Last week SatCom Frontier spoke with Paul Harr, director of product management at iDirect Government Technologies. Paul talks about the role of SATCOM, the importance of Internet Protocol (IP) over SATCOM and trends he sees affecting the government market.
Thank you for speaking with SATCOM Frontier. Please give us some background on yourself and your company.
iDirect Government Technologies (iGT) is a wholly owned subsidiary of VT iDirect, Inc. We’re a satellite communications vendor offering Internet Protocol (IP) communications technology that enables constant connectivity for voice, video and data applications in diverse and challenging environments.
We’re 100 percent focused on the needs of the Department of Defense and civilian government agencies, and have been for over 12 years. That means we’ve been there from the beginning of the IP satellite data market. IP over SATCOM is vital because that’s the language of the Internet; it’s how data is shared and how devices communicate.
Personally, I’ve been in this business for over 30 years. Previously, I worked at PanAmSat and Datapath, so I’m able to view the space market from different perspectives.
What role does SATCOM play in protecting situational awareness for the warfighter?
It’s huge, because the needs of the military in theater are by definition highly unpredictable. SATCOM provides point to point connectivity and reach back to almost any place globally.
A vital component for any military organization is the ability to communicate, share information and provide support for large, groups of personnel anytime, anywhere. In today’s diverse theater of operations, the warfighter uses a variety of tools to gather data for situational awareness – UAVs, troops on the ground, GPS, etc. all of which can be transmitted via SATCOM to give the warfighter a complete picture of the situation at hand.
Why is IP so critical for SATCOM?
As I mentioned above, IP is the unified protocol for our modern world, bringing together voice, data and video. IP being the terrestrial standard, it’s a better protocol for devices like smart phones and tablets. IP over SATCOM removes the need for three separate protocols; it is much more efficient.
Some of the services powered by IP include email, chat, video teleconferencing (VTC), file distribution, biometrics, ISR and sensor applications. IP allows for the use of COTS equipment, which is often modified in some way for government use.
Before the use of IP over SATCOM, you only had voice communications and very little data transfer. Any data had to be stored, and then later transported. Obviously that type of latency won’t translate for today’s warfighter who needs to know what’s over the next hill, or around the next building.
IP makes SATCOM truly three dimensional. You could say that real-time situational awareness runs on IP.
What are some trends relating to IP SATCOM?
I see two main trends. The first relates to mobility, COTM.
There is increased use of IP in Comms on the Move (COTM), land, sea and air. You’re seeing more Internet and voice on planes today, commanders who can’t afford to be cut off, staying in touch while traveling from point A to point B.
The other trend mirrors the broader technology space – the devices are getting smaller and smaller. We’ve gone from a bag phone to one that fits in the palm of your hand. Now terminals are starting to follow suit. What was once 1 meter in diameter is now half that, delivering 1-2 Mbps via devices the size of laptops.
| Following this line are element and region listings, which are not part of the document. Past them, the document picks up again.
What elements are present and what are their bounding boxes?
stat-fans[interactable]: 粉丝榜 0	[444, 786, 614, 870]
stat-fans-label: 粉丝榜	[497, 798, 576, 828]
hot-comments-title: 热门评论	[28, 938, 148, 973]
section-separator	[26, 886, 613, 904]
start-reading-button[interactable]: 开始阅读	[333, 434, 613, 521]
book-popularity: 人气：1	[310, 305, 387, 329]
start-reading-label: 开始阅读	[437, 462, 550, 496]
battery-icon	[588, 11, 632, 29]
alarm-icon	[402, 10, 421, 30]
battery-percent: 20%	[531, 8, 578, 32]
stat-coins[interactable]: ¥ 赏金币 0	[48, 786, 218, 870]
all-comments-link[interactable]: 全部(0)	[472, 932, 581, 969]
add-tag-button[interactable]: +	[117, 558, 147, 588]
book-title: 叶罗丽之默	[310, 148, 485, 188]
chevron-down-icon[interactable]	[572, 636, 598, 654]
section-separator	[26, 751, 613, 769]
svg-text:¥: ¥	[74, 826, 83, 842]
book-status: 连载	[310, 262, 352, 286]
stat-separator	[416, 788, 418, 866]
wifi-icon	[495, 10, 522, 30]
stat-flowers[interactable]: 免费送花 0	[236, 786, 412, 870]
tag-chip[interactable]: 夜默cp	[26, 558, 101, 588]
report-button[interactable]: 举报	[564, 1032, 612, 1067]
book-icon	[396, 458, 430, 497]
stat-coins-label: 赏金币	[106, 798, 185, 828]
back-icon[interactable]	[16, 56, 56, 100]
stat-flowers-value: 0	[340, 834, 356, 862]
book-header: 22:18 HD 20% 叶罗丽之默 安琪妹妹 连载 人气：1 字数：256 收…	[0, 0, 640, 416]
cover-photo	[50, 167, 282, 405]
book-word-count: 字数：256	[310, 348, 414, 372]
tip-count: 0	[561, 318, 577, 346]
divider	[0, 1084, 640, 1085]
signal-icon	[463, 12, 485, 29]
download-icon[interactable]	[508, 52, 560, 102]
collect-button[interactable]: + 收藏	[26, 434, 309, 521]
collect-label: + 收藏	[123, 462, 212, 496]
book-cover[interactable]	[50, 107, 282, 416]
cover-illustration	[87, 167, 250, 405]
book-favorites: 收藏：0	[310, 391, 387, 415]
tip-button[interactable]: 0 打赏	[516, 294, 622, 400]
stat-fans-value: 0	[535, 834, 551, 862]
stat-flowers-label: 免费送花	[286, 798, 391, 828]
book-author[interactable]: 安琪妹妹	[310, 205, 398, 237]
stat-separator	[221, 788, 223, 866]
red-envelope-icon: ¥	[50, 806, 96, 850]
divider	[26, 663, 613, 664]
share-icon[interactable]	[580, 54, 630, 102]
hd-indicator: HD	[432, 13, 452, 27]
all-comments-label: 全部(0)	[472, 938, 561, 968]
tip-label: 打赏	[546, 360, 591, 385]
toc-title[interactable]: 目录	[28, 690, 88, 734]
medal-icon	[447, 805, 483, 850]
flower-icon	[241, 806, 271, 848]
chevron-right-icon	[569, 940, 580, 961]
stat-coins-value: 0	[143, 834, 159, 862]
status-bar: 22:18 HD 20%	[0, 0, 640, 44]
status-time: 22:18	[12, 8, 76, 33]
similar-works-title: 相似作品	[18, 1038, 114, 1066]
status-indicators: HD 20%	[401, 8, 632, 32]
What developments in the government market do you see in the next 12-18 months?
In that time frame we’ll start to see next generation high performance satellite architectures start to come online. These next gen systems are getting smarter, and they integrate the satellite with ground based infrastructures to more efficiently utilize bandwidth and power. This is critical for an increasingly mobile environment; COTM means the demand is moving, so you need powerful and flexible mobile beams.
I see the budgetary climate continuing to be a challenge for the near future. Things will proceed more slowly than in the past. That said, satellite and IP will be less affected because often times superior C4ISR replaces physical assets in theater. In many ways, there is an inverse relationship between SATCOM and boots on the ground.
I also see a healthier balance developing between commercial SATCOM capability and the needs of the military. Both parties want to find the best ways to work together. Commercial can and will continue to carry the majority of SATCOM traffic, and hosted payloads could play a role. Those types of innovations could deliver more IP SATCOM bandwidth more efficiently, which is good for all parties.